Para comenzar, coloque un arpa de platino en un bote de pesaje cerca de la plataforma MEA. A continuación, cubra el arpa con unos tres mililitros de aCSF para reducir sus tendencias hidrofóbicas. Use unas tijeras para recortar aproximadamente 1.5 pulgadas de la punta estrecha de una pipeta de transferencia.
A continuación, utilice la pipeta modificada para recoger un trozo de cerebro de la cámara de retención de rodajas. Dispense suavemente la rodaja de cerebro y cualquier solución de la pipeta en el pozo del chip. Para colocar el corte correctamente, use un pincel suave para crear una corriente en la solución que empuje el corte de cerebro a los electrodos de grabación.
Con pinzas, coloque suavemente el arpa sobre el corte de cerebro con los hilos hacia abajo para presionar el corte en los electrodos de registro. Oriente el arpa de modo que el lado sin marco mire hacia la aguja de entrada y el marco del arpa no entre en contacto con ninguno de los electrodos de registro. Ahora tome una pipeta de desecho y retire el exceso de aCSF.
A continuación, toma una toallita antiestática, tuerce una esquina para crear una punta y utilízala para absorber el líquido cefalorraquídeo restante que rodea los electrodos de grabación sin tocar los electrodos de grabación, el corte de cerebro o el arpa. Con una pipeta de aCSF designada, agregue rápidamente unos dos mililitros de aCSF carbogenado para cubrir el corte de cerebro. Llene el pozo con aproximadamente tres mililitros de aCSF carbogenado hasta que esté aproximadamente tres cuartas partes lleno.
Luego, use un microscopio o una cámara para tomar una imagen de alta resolución del corte de cerebro en el chip MEA. Coloque los tubos de entrada y salida en el vaso de precipitados lleno de aCSF. Coloque la aguja de entrada cerca de la parte inferior del pocillo del chip, justo fuera de los electrodos de registro.
A continuación, coloque la aguja de salida cerca de la parte superior del pocillo de la viruta, hacia el borde, de modo que el líquido suba casi hasta el borde del pocillo de la viruta, unos cuatro mililitros. Ahora ajuste el flujo de entrada de perfusión a cinco mililitros por minuto y el flujo de salida de perfusión a siete mililitros por minuto. Encienda el flujo de entrada y salida.

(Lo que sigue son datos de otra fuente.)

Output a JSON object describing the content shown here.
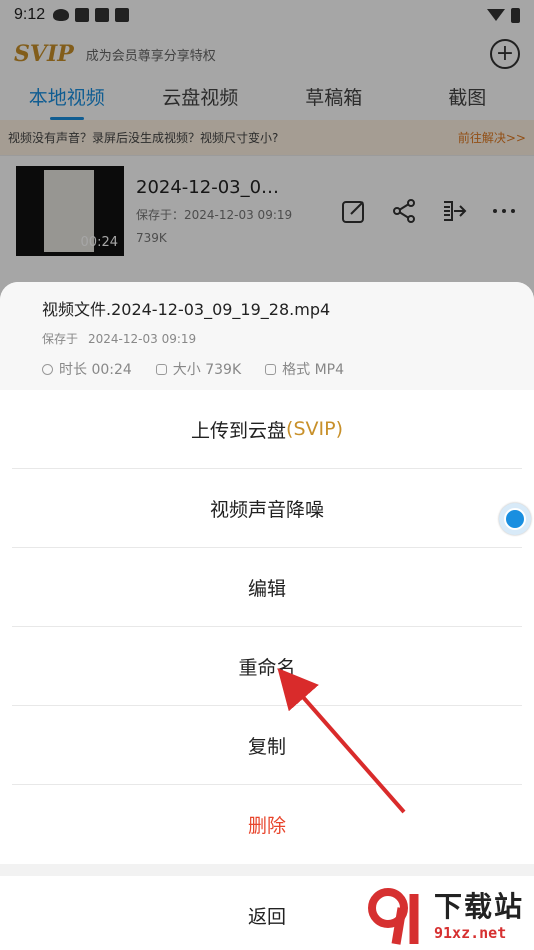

Retire la aguja de entrada del pozo de la viruta hasta que comience a emitir solución en lugar de aire. Después de eso, vuelva a colocar la aguja dentro del pozo del chip. Luego use un calentador de solución para mantener la solución a o cerca de la temperatura fisiológica, alrededor de 34 a 37 grados Celsius.

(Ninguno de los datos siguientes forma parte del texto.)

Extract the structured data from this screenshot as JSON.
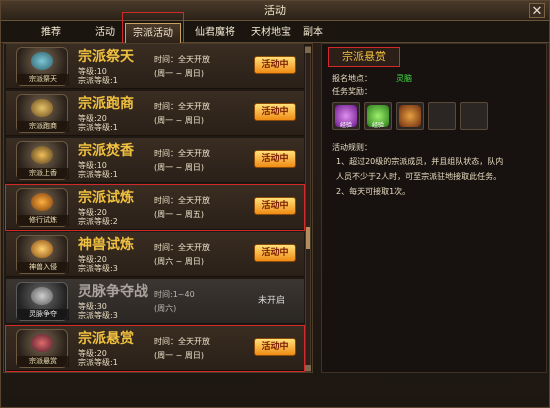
{
  "window": {
    "title": "活动"
  },
  "tabs": [
    {
      "label": "推荐"
    },
    {
      "label": "活动"
    },
    {
      "label": "宗派活动"
    },
    {
      "label": "仙君魔将"
    },
    {
      "label": "天材地宝"
    },
    {
      "label": "副本"
    }
  ],
  "activities": [
    {
      "icon_caption": "宗派祭天",
      "name": "宗派祭天",
      "level": "等级:10",
      "sect_level": "宗派等级:1",
      "time": "时间：全天开放",
      "days": "(周一 ~ 周日)",
      "status": "活动中"
    },
    {
      "icon_caption": "宗派跑商",
      "name": "宗派跑商",
      "level": "等级:20",
      "sect_level": "宗派等级:1",
      "time": "时间：全天开放",
      "days": "(周一 ~ 周日)",
      "status": "活动中"
    },
    {
      "icon_caption": "宗派上香",
      "name": "宗派焚香",
      "level": "等级:10",
      "sect_level": "宗派等级:1",
      "time": "时间：全天开放",
      "days": "(周一 ~ 周日)",
      "status": "活动中"
    },
    {
      "icon_caption": "修行试炼",
      "name": "宗派试炼",
      "level": "等级:20",
      "sect_level": "宗派等级:2",
      "time": "时间：全天开放",
      "days": "(周一 ~ 周五)",
      "status": "活动中"
    },
    {
      "icon_caption": "神兽入侵",
      "name": "神兽试炼",
      "level": "等级:20",
      "sect_level": "宗派等级:3",
      "time": "时间：全天开放",
      "days": "(周六 ~ 周日)",
      "status": "活动中"
    },
    {
      "icon_caption": "灵脉争夺",
      "name": "灵脉争夺战",
      "level": "等级:30",
      "sect_level": "宗派等级:3",
      "time": "时间:1~40",
      "days": "(周六)",
      "status": "未开启"
    },
    {
      "icon_caption": "宗派悬赏",
      "name": "宗派悬赏",
      "level": "等级:20",
      "sect_level": "宗派等级:1",
      "time": "时间：全天开放",
      "days": "(周一 ~ 周日)",
      "status": "活动中"
    }
  ],
  "detail": {
    "title": "宗派悬赏",
    "location_label": "报名地点：",
    "location_value": "灵脑",
    "rewards_label": "任务奖励：",
    "rewards": [
      {
        "icon": "purple-exp-orb",
        "caption": "经验"
      },
      {
        "icon": "green-exp-orb",
        "caption": "经验"
      },
      {
        "icon": "treasure-chest",
        "caption": ""
      },
      {
        "icon": "empty-slot",
        "caption": ""
      },
      {
        "icon": "empty-slot",
        "caption": ""
      }
    ],
    "rules_label": "活动规则：",
    "rules": [
      "1、超过20级的宗派成员，并且组队状态，队内",
      "人员不少于2人时，可至宗派驻地接取此任务。",
      "2、每天可接取1次。"
    ]
  }
}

Deje que el aCSF se filtre sobre la rebanada de cerebro durante 10 minutos. Una vez transcurridos 10 minutos, mueva el tubo de salida al vaso de precipitados de desecho. A continuación, mueva el tubo de entrada al vaso de precipitados que contiene la solución proconvulsiva.
Deje que el aCSF no convulsivo se elimine del sistema de perfusión y se coloque en el vaso de precipitados de desecho durante 10 minutos. Finalmente, transfiera el tubo de salida al vaso de precipitados que contiene la solución proconvulsiva y déjelo circular hasta que finalice el experimento. Con frecuencia se observó una potente actividad electrográfica similar a una convulsión en las regiones neocorticales bajo los paradigmas de cero magnesio y 4-aminopiridina.

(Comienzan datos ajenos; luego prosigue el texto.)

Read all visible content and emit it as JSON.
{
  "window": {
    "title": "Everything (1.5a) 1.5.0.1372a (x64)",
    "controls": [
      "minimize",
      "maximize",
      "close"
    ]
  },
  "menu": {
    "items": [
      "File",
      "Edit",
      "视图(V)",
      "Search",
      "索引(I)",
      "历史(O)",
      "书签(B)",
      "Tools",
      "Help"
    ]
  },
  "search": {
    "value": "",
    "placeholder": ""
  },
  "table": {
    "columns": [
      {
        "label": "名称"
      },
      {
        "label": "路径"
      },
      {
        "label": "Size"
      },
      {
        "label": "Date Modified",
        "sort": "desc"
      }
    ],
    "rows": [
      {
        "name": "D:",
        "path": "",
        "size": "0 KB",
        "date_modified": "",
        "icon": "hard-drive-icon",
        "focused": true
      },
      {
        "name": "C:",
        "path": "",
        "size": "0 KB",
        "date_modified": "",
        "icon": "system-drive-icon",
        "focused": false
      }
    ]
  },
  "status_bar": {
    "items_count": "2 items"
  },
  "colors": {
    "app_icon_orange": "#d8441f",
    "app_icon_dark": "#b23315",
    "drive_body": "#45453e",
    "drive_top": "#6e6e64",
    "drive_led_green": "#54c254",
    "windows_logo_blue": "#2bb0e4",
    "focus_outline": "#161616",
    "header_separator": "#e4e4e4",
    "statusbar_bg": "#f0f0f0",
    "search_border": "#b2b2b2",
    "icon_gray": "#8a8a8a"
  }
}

Las regiones del hipocampo mostraron más variabilidad entre los cortes de cerebro, con algunos demostrando una actividad similar a las convulsiones y otros mostrando descargas transitorias. La actividad neocortical bajo el paradigma de cero magnesio mostró mayor potencia en múltiples bandas de frecuencia en comparación con el paradigma de 4-aminopiridina. La actividad del hipocampo en el paradigma de cero magnesio demostró una mayor potencia en las bandas de alta frecuencia gamma en comparación con el neocórtex y ambas regiones cerebrales en el paradigma de 4-aminopiridina.